Another mail I got from the same FReeper worth sharing.

He told me that he is just a simple Full Charge Bookkeeper, not a CPA, but a person who can sometimes really connect the dots.


IF the banks are forced to write down the principal value of home loans and commercial loans, they will be technically insolvent.

There are state Federal and industry standards about the ratio between a bank’s assets and liabilities.
Writing down the loans drops the assets dramatically.
Liabilities cannot be changed easily. The ratio gets disrupted, and bingo-—the bank is technically insolvent.

This leave the bank vulnerable to NObama coming in and closing the bank or pushing it off to another bank. There will come a tipping point where there are no more banks that can absorb one that is insolvent. They will all be insolvent—and make them ripe for NObama nationalizing them all.

I am totally convinced that NObama wants to destroy this country.

Breaking down our contract laws is one big way.
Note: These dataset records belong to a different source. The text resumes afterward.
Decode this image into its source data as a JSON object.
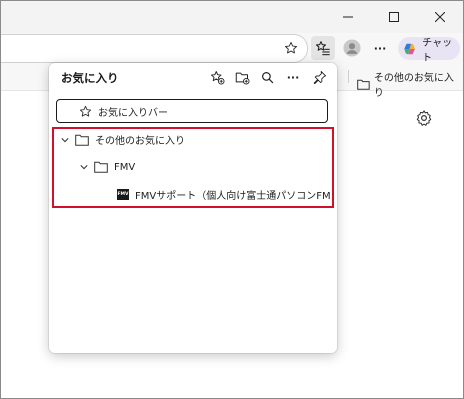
{
  "window_controls": {
    "minimize": "minimize",
    "maximize": "maximize",
    "close": "close"
  },
  "toolbar": {
    "copilot_label": "チャット",
    "more_label": "···"
  },
  "favorites_bar": {
    "folder_label": "その他のお気に入り"
  },
  "panel": {
    "title": "お気に入り",
    "actions": [
      "add-favorite-icon",
      "add-folder-icon",
      "search-icon",
      "more-icon",
      "pin-icon"
    ],
    "tree": {
      "favorites_bar_label": "お気に入りバー",
      "other_favorites_label": "その他のお気に入り",
      "fmv_folder_label": "FMV",
      "fmv_link_label": "FMVサポート（個人向け富士通パソコンFM",
      "fmv_logo_text": "FMV"
    }
  },
  "colors": {
    "highlight": "#d0112b",
    "copilot_bg": "#e8e4f4",
    "titlebar": "#f3f3f3"
  }
}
He already broke bankruptcy laws and contract laws with GM & Chrysler.

When a person buys a SECURED BOND—that is exactly what they expect-—SECURITY. They are FIRST in line to be paid-—FIRST.

NObama threw the secured bondholders under the bus at GM & Chrysler. He took the stocks from the stockholders and gave the stock to the unions in lieu of their unfunded pensions.

When I was a kid- GM was considered one of the Blue Chip stocks—Grandma & Grandpa held these stocks, as pensions were not prevelant then. NO one today wants Granny to live in their house, but Granny won’t be abl;e to afford her retirement home if her pension is disolved. Then what?? More chaos.
Since pensions have been more prevelant- GM and such are usual stocks held by pensions—including lots of unions.

Keep destroying the pensions of people who have worked all their lives- whether union or not, and you cut retirees off at the knees.

NObama is systematically destroying this country, IMO.
He is doing do deliberately. It is not just his inexperience.